While the talk earlier this year was centered on 3D TV, thanks in large measure to the success of Avatar, the movie, it appears that Web-enabled televisions will be under holiday trees for more practical reasons. According to Parks Associates, millions of U.S. households are already using Internet-connected consumer electronics (CE) to watch video on demand (VoD), finding convenience and savings in these devices. The international market research firm reports three million U.S. broadband households plan to purchase an Internet-connected TV during the 2010 holiday shopping season, further eroding consumer need for brick-and-mortar video sources.

Nearly 25 percent of U.S. broadband households already own at least one connected TV device, and, more importantly, one-fourth of these households have watched a paid movie-on-demand at least once in the past month, according to Parks Associates' Connected CE Tracker, part of the firm's landmark Consumer Decision Process Service. Parks Associates’ analysts predict connected CE devices will be top sellers in this year’s holiday shopping season. "Only 38 percent of U.S. broadband households plan to purchase a CE device this year, but it’s the connected CE and smartphones that will be the most popular items," says Kurt Scherf, vice president, principal analyst, Parks Associates. "Connected devices are the future of content consumption and entertainment in the living room as they capture the broader trends of integration among different silos in consumers' lives. We will continue to follow their sales through 2011 with Connected CE Tracker."

Connected devices include Internet-connected game consoles, Blu-ray players, tablet computers including the iPad, and digital video players including Roku and Apple TV. By the end of 2010, more than 40 million U.S. consumers will have a broadband-connected game console, more than eight million will have a PC-to-TV connection, more than five million will have a connected Blu-ray player, and over four million will have a networked digital video player (such as an Apple TV or Roku Digital Video Player).
However, even the significant enthusiasm for these devices does not totally offset the drop in CE buying intentions reported for this holiday shopping season. In 2009, almost 50 percent of U.S. broadband households planned a CE purchase.

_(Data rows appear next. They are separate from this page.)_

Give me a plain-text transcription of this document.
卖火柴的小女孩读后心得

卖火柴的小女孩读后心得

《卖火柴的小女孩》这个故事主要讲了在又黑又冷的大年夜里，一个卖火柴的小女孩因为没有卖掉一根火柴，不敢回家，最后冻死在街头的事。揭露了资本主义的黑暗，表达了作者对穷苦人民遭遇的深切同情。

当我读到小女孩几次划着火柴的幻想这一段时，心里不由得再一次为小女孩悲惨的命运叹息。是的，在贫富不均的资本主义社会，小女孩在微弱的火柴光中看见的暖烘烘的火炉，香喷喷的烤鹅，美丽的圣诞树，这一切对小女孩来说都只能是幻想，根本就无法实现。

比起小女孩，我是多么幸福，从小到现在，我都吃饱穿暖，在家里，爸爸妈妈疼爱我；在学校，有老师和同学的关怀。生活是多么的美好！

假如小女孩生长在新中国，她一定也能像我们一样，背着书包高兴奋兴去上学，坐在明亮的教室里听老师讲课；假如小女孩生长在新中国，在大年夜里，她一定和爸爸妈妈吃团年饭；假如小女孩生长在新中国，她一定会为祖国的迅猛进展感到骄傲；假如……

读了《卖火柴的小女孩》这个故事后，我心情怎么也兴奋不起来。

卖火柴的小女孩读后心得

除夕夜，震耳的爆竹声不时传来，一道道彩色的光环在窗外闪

"Manufacturers, retailers, and technology providers are noting the tight consumer purse strings and continue to roll out the deals,” said Tricia Parks, chief executive officer, Parks Associates. “Consumers want deals; that is their trigger as economic conditions have made them more cautious buyers. Market players must stress the value and convenience of Internet-connected devices. It helps that consumers may choose to save the cost of a video membership and eliminate a trip to the store or kiosk.”